このような特性を持つ渋谷で、獅子舞を制作してみたい。渋谷区に家を一軒一軒回る門付け型の獅子舞は存在しておらず、その生息可能性は極めて低い。それでもあえて、その生息可能性を考えたいのだ。新しいタイプの獅子舞を生み出せるのではないか?という期待とともに、渋谷の街に降り立った。2022年8月13日~17日の期間、100BANCHを拠点として滞在制作を実施。
今回は舞場を選定して、そこで音を流し舞うという、スイッチのオンオフがはっきりと分かれた獅子舞となった。3人のメンバーがお互いの感覚を読み合いながら、舞場がくると音を「プップップッ」と鳴らしたり手をあげたりして合図を出して獅子舞を始めた。
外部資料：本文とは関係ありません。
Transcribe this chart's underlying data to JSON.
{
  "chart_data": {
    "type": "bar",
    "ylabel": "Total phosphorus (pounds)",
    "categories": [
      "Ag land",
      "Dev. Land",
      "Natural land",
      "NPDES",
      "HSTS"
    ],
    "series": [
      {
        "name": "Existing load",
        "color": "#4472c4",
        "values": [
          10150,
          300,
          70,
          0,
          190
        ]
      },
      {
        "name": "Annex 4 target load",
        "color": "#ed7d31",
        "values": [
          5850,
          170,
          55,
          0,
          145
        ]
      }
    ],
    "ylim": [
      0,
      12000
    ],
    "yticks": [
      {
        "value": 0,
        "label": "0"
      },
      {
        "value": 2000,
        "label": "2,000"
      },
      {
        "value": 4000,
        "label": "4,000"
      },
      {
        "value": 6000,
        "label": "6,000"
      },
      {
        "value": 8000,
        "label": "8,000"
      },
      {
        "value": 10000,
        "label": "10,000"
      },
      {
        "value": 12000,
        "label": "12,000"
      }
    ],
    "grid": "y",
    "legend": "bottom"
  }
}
この手法は空間の余白に対して敏感で意識的になるため、真の意味での「獅子舞生息可能性」を空間的に確かめるための素晴らしい手法を確立できた。これが今回の獅子舞の最も大きな成果の1つと言えるだろう。
このようにスイッチのオンオフがはっきりと分かれた獅子舞になった要因として、そもそも渋谷には獅子舞が実施できる空間が限りなく少ないという前提がある。また、渋谷の街を歩く人が多すぎるので視線を強烈に感じ、それに伴う精神的な疲労感から長時間舞えなかったことも関係しているだろう。雰囲気に飲まれてなかなか自分の意識を排除したトランス状態になることも難しかった。音源の機材トラブルや、舞場がなくて立ち止まって話し合う場面があり、スムーズに演舞を一連の流れで実施することもできなかった。とにかく環境に圧倒されっぱなしだ。獅子舞ユニットの活動は始まって間もなく、いきなり強敵に戦いを挑んだ感が拭えない。
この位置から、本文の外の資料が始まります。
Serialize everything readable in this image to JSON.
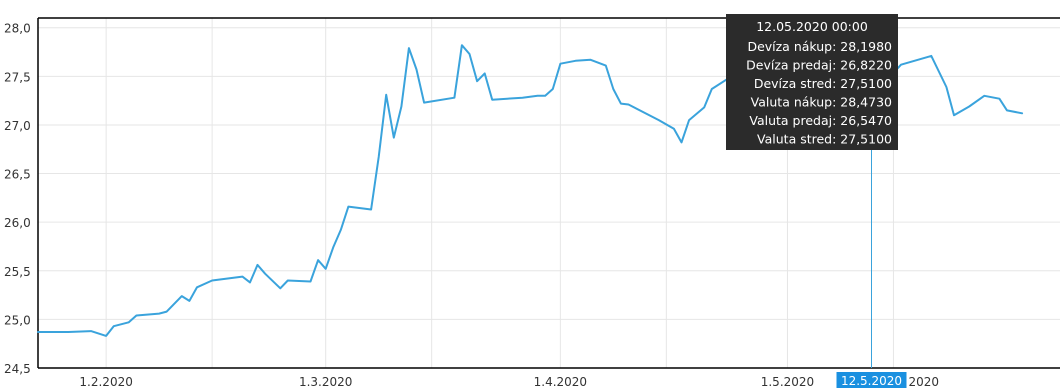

渋谷での獅子舞は途中何回も休憩を必要としたが、結局演舞の時間はたったの2時間ほどだった。秋田県五城目町では合計5時間くらいは1日で舞い続けていた気がするので、疲労が来るのが早かった。その疲労感はアスファルトを踏んでも土の様に上手く反応が帰ってこないことや、音が響かずに人混みに吸い込まれて消えていく様な感覚から来る様にも感じていて、自分の体内にエネルギーが注入されずに空っぽになっていく感覚とも近い様に感じた。とにかく渋谷は強敵だ。日本全国探してもこれほど獅子舞が舞いにくい街は少ないだろう。修行してからまた渋谷の街に挑みたいという想いが強くなった。学びや気づきが多くて今後の成長に繋がる獅子舞ができた。